Француз быстро посчитал на калькуляторе:
– Это много. Фонд не выдержит.
– Нам не нужны дорогие машины. В соседней стране производятся «Дачии», они недорогие.
– Возможно, получится что-то сделать, – буркнул француз, что-то записав в своем блокноте.
– Полицейское оборудование. Не менее чем на миллион евро.
– Какое именно?
– Лабораторное. Полицейские специальные лаборатории.
Француз снова черкнул в блокноте и сказал:
– Ничего не могу обещать.
– И дома.
– Простите?
– Строительство домов для полицейских. Какая-то льготная программа. Многие полицейские не могут купить жилье.

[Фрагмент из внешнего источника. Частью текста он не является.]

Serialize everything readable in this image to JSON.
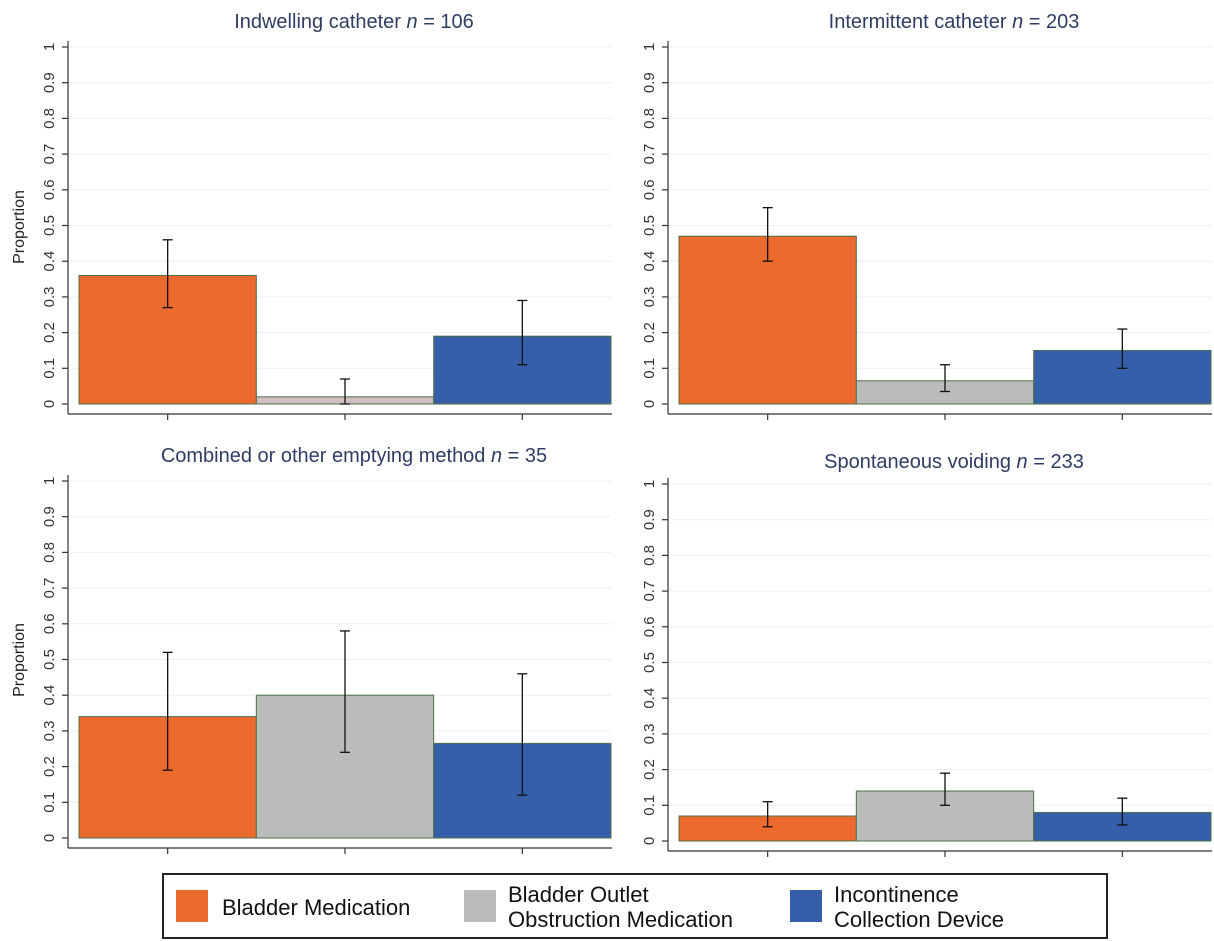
{
  "chart_data": [
    {
      "type": "bar",
      "title_prefix": "Indwelling catheter ",
      "title_n": "n",
      "title_suffix": " = 106",
      "ylabel": "Proportion",
      "ylim": [
        0,
        1
      ],
      "yticks": [
        "0",
        "0.1",
        "0.2",
        "0.3",
        "0.4",
        "0.5",
        "0.6",
        "0.7",
        "0.8",
        "0.9",
        "1"
      ],
      "categories": [
        "Bladder Medication",
        "Bladder Outlet Obstruction Medication",
        "Incontinence Collection Device"
      ],
      "values": [
        0.36,
        0.02,
        0.19
      ],
      "ci_low": [
        0.27,
        0.0,
        0.11
      ],
      "ci_high": [
        0.46,
        0.07,
        0.29
      ],
      "bar_colors": [
        "#eb6a2e",
        "#d2bfc2",
        "#355fa9"
      ]
    },
    {
      "type": "bar",
      "title_prefix": "Intermittent catheter ",
      "title_n": "n",
      "title_suffix": " = 203",
      "ylabel": "",
      "ylim": [
        0,
        1
      ],
      "yticks": [
        "0",
        "0.1",
        "0.2",
        "0.3",
        "0.4",
        "0.5",
        "0.6",
        "0.7",
        "0.8",
        "0.9",
        "1"
      ],
      "categories": [
        "Bladder Medication",
        "Bladder Outlet Obstruction Medication",
        "Incontinence Collection Device"
      ],
      "values": [
        0.47,
        0.065,
        0.15
      ],
      "ci_low": [
        0.4,
        0.035,
        0.1
      ],
      "ci_high": [
        0.55,
        0.11,
        0.21
      ],
      "bar_colors": [
        "#eb6a2e",
        "#b9bcbb",
        "#355fa9"
      ]
    },
    {
      "type": "bar",
      "title_prefix": "Combined or other emptying method ",
      "title_n": "n",
      "title_suffix": " = 35",
      "ylabel": "Proportion",
      "ylim": [
        0,
        1
      ],
      "yticks": [
        "0",
        "0.1",
        "0.2",
        "0.3",
        "0.4",
        "0.5",
        "0.6",
        "0.7",
        "0.8",
        "0.9",
        "1"
      ],
      "categories": [
        "Bladder Medication",
        "Bladder Outlet Obstruction Medication",
        "Incontinence Collection Device"
      ],
      "values": [
        0.34,
        0.4,
        0.265
      ],
      "ci_low": [
        0.19,
        0.24,
        0.12
      ],
      "ci_high": [
        0.52,
        0.58,
        0.46
      ],
      "bar_colors": [
        "#eb6a2e",
        "#b9bcbb",
        "#355fa9"
      ]
    },
    {
      "type": "bar",
      "title_prefix": "Spontaneous voiding ",
      "title_n": "n",
      "title_suffix": " = 233",
      "ylabel": "",
      "ylim": [
        0,
        1
      ],
      "yticks": [
        "0",
        "0.1",
        "0.2",
        "0.3",
        "0.4",
        "0.5",
        "0.6",
        "0.7",
        "0.8",
        "0.9",
        "1"
      ],
      "categories": [
        "Bladder Medication",
        "Bladder Outlet Obstruction Medication",
        "Incontinence Collection Device"
      ],
      "values": [
        0.07,
        0.14,
        0.08
      ],
      "ci_low": [
        0.04,
        0.1,
        0.045
      ],
      "ci_high": [
        0.11,
        0.19,
        0.12
      ],
      "bar_colors": [
        "#eb6a2e",
        "#b9bcbb",
        "#355fa9"
      ]
    }
  ],
  "legend": {
    "items": [
      {
        "line1": "Bladder Medication",
        "line2": "",
        "color": "#eb6a2e"
      },
      {
        "line1": "Bladder Outlet",
        "line2": "Obstruction Medication",
        "color": "#b9bcbb"
      },
      {
        "line1": "Incontinence",
        "line2": "Collection Device",
        "color": "#355fa9"
      }
    ]
  },
  "style": {
    "bar_outline": "#4f6f49",
    "error_bar": "#111111"
  }
}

– Это слишком! – не выдержал поляк.
– Прошу прощения…
Поляк и болгарин зло посмотрели друг на друга.
– Не будет ли так любезен ясновельможный пан напомнить, чем закончились дебаты в Сейме по поводу приема беженцев?
Все животные равны, но некоторые из них равнее – так сказал Джордж Оруэлл. Польша, используя чувство вины немцев за гитлеровский период, добилась для себя в ЕС особенного статуса, и ей прощалось многое из того, что не прощалось другим. Если болгарское правительство без проволочек подписывало все, что приходило из Брюсселя, то в Польше вопрос о приеме беженцев (учитывая размеры Польши, квота должна была быть очень существенной) попал в Сейм, и все закончилось отвратительным скандалом между правящей партией и оппозицией. Те, кто слушал записи этого скандала, неприятно удивлялись совершенно открытым расистским и ксенофобским заявлениям части польских депутатов – они считали себя жертвами фашизма, но высказываниям некоторых из них мог поаплодировать Йозеф Геббельс.

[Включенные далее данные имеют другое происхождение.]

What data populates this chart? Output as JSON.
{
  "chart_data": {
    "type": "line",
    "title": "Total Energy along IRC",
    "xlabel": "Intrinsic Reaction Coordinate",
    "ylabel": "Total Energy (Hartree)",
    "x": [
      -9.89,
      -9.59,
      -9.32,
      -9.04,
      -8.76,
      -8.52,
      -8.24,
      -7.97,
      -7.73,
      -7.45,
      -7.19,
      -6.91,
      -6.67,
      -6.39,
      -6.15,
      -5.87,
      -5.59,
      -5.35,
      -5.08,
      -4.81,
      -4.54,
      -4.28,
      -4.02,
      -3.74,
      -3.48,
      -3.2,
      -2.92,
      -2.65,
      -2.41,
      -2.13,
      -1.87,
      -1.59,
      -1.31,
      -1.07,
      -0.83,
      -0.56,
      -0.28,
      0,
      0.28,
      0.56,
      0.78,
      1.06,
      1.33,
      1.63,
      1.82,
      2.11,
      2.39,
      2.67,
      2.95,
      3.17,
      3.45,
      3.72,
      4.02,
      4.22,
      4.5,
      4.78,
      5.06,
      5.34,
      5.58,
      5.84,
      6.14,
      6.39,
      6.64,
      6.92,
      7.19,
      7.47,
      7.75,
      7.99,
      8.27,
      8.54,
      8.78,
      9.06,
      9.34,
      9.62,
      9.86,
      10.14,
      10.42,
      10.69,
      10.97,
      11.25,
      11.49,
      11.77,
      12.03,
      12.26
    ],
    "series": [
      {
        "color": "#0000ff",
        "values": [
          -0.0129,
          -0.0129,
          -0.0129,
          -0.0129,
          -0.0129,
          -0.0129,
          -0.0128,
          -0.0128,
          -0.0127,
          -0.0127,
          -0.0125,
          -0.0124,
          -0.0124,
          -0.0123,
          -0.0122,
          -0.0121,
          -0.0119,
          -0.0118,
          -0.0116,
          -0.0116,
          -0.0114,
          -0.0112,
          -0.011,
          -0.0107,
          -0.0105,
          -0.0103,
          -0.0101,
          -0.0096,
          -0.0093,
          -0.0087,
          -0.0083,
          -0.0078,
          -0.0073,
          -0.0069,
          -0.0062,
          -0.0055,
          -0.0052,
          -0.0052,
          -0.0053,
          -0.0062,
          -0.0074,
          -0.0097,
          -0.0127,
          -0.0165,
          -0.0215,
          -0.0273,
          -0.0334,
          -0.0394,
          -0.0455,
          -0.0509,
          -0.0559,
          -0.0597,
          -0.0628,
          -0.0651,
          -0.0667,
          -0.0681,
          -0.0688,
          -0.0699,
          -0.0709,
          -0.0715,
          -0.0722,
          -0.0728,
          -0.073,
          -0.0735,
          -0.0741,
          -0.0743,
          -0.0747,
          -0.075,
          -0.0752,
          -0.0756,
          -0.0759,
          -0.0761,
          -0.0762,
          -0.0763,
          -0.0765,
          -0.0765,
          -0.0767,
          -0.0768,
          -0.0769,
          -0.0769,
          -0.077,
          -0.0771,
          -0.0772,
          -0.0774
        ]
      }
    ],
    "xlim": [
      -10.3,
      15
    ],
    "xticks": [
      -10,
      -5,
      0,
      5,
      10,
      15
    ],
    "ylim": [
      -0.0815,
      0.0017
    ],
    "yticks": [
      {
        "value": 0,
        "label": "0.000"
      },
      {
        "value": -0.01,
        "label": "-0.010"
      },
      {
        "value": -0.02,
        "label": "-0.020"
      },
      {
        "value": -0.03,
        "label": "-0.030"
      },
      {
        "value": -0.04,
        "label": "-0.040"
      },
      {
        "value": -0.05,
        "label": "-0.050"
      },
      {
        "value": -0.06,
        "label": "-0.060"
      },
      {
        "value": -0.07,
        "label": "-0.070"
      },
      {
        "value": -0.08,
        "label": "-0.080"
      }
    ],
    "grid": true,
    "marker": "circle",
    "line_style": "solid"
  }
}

– Нам нужны льготные кредиты, – продолжил Стоянов. – Под гарантию и с компенсацией процентной ставки Евросоюзом. Об остальном мы позаботимся сами…
– Можно провести как кредитную программу развития территории… – пожав плечами, ответил испанец.

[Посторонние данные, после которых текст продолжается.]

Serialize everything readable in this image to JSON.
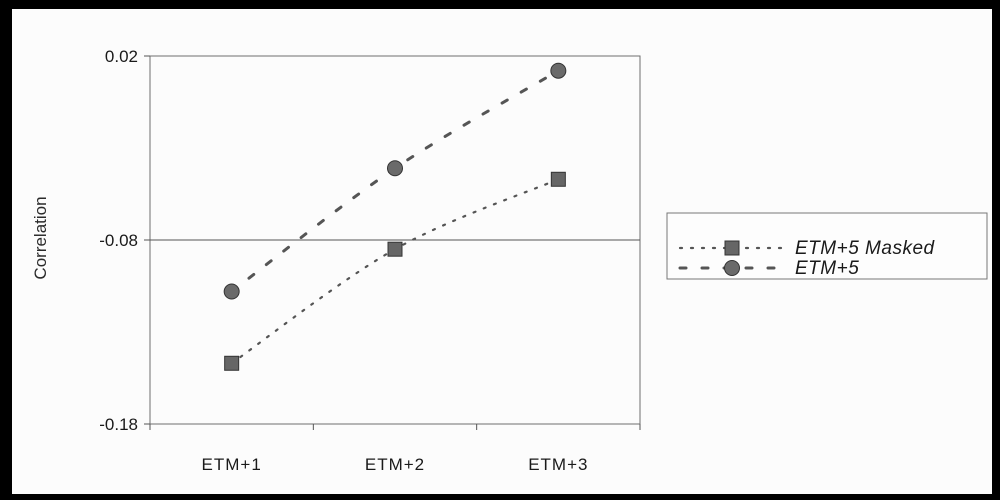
{
  "chart_data": {
    "type": "line",
    "categories": [
      "ETM+1",
      "ETM+2",
      "ETM+3"
    ],
    "ylabel": "Correlation",
    "ylim": [
      -0.18,
      0.02
    ],
    "yticks": [
      "0.02",
      "-0.08",
      "-0.18"
    ],
    "ytick_values": [
      0.02,
      -0.08,
      -0.18
    ],
    "reference_line_y": -0.08,
    "legend_position": "right",
    "series": [
      {
        "name": "ETM+5 Masked",
        "values": [
          -0.147,
          -0.085,
          -0.047
        ],
        "marker": "square",
        "line_style": "dotted",
        "color": "#555555"
      },
      {
        "name": "ETM+5",
        "values": [
          -0.108,
          -0.041,
          0.012
        ],
        "marker": "circle",
        "line_style": "dashed",
        "color": "#555555"
      }
    ]
  }
}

Оставшись наедине, выпроводив назойливых европейцев, генерал с сожалением посмотрел на кофейный аппарат. Кофе ему теперь было нельзя.
Он сел в кресло и закрыл глаза. День за днем, день за днем. Совершенно отвратительный торг – то ли это, чем должен заниматься министр. Почему, когда Болгария была социалистической, никто не выпрашивал деньги на машины…
От мыслей его отвлек телефонный звонок прямого аппарата – его немногие знали.
– Стоянов, – поднял трубку генерал.
– Драгомир…
– Говори, – сразу узнал звонившего Стоянов.
– Бояна Иванова привезли в больницу. Кажется, сердечный приступ.
Этого только не хватало! Отличное завершение дня!
– В какую?
– В университетскую.
– Спасибо, – помедлив, проговорил генерал.
И абонент тут же отключился…
Университетская больница находилась на улице Козяка, в зеленой зоне. Некогда лучшая, сейчас она ощутимо сдала. Лучшая была Токуда – больница, специально построенная для «медицинских туристов» со всей Европы. Но генерала привезли на «Скорой» именно в эту больницу…
Заведующий больницей прибежал, когда министр говорил с лечащим врачом, профессором Никосом Христовым. Генерал взглядом дал понять, что заведующему здесь не место, и тот поспешил удалиться.
– …Значит, сердечного приступа нет? – в третий раз спросил Стоянов.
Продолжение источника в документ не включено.